A study, the results of which have just been published in the New England Journal of Medicine, suggests that a significant proportion of women who have early stage breast cancer will be treated without the use of chemotherapy.
The study, which involved approximately 5,000 women worldwide, including approximately 250 Irish patients, found there was no difference after five years in the outcomes for postmenopausal women who had received chemotherapy as well as hormone therapy, when compared with those who had received hormone therapy only.
Approximately 3,500 Irish women are diagnosed with breast cancer every year, of whom approximately 370 each year will now be spared the negative side effects of chemotherapy as a result of the study.
Chemotherapy is a life-saving treatment for those who need it, but can result in a range of negative side effects, including temporary nausea and hair loss, or long term side effects such as damage to the cells of certain organs.
The results of the study, which had earlier been reported to a cancer conference in the US, will “change practice worldwide,” according to Irish consultant oncologist, Cathy Kelly, one of the authors of the report in the peer-reviewed US journal.
Prof Kelly was the lead investigator in Ireland for the study, which was funded by the US National Cancer Institute and involved study sites in nine countries, including Ireland.
The results apply to women who have hormone-driven or hormone-sensitive breast cancer, which accounts for approximately two-thirds of all breast cancers.
Women who have such early-stage breast cancers that have not spread to the lymph nodes are already treated without chemotherapy, because of an earlier study based on the use of a tumour-profiling test called the Oncotype DX Breast Recurrance Score.
Since this practice was introduced in Ireland approximately 10 years ago, thousands of woman whose breast cancer had not spread had been spared the negative side effects of chemotherapy.

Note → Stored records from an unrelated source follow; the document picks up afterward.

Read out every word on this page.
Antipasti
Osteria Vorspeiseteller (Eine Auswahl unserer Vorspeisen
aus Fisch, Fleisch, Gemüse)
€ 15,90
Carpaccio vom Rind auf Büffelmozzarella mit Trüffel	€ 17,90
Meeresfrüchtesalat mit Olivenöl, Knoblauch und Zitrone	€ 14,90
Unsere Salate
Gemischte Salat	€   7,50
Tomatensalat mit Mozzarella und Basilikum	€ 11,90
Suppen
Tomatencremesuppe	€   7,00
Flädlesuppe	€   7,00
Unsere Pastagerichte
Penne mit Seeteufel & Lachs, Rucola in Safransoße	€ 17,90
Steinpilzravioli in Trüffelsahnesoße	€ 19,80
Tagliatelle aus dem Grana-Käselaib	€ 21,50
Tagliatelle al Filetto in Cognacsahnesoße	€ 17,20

The new study found that with postmenopausal women whose breast cancer has spread to three lymph nodes or less, and who “scored” 25 or below in the tumour-profiling test, the provision of chemotherapy in addition to hormone therapy did not affect their outcome after five years.
In relation to premenopausal women, the study found a statistically-significant benefit from chemotherapy.
“I am very proud that Ireland has contributed to this really important and meaningful trial,” said Prof Kelly, a consultant with the Mater Hospital in Dublin.
“ I would like to thank all the women who bravely and selflessly took part in the study and to my breast oncology colleagues who ensured women across Ireland had access to the study.”
The women who volunteered “have done a real service to future generations of women with breast cancer by being brave enough to go into a trial,” Prof Kelly told The Irish Times.
For the women in the study, the non-recurrance, survival rates in the various categories ranged between 89 per cent and 94 per cent.
Recurrance does not mean the patient died, as she may have received further, successful treatment.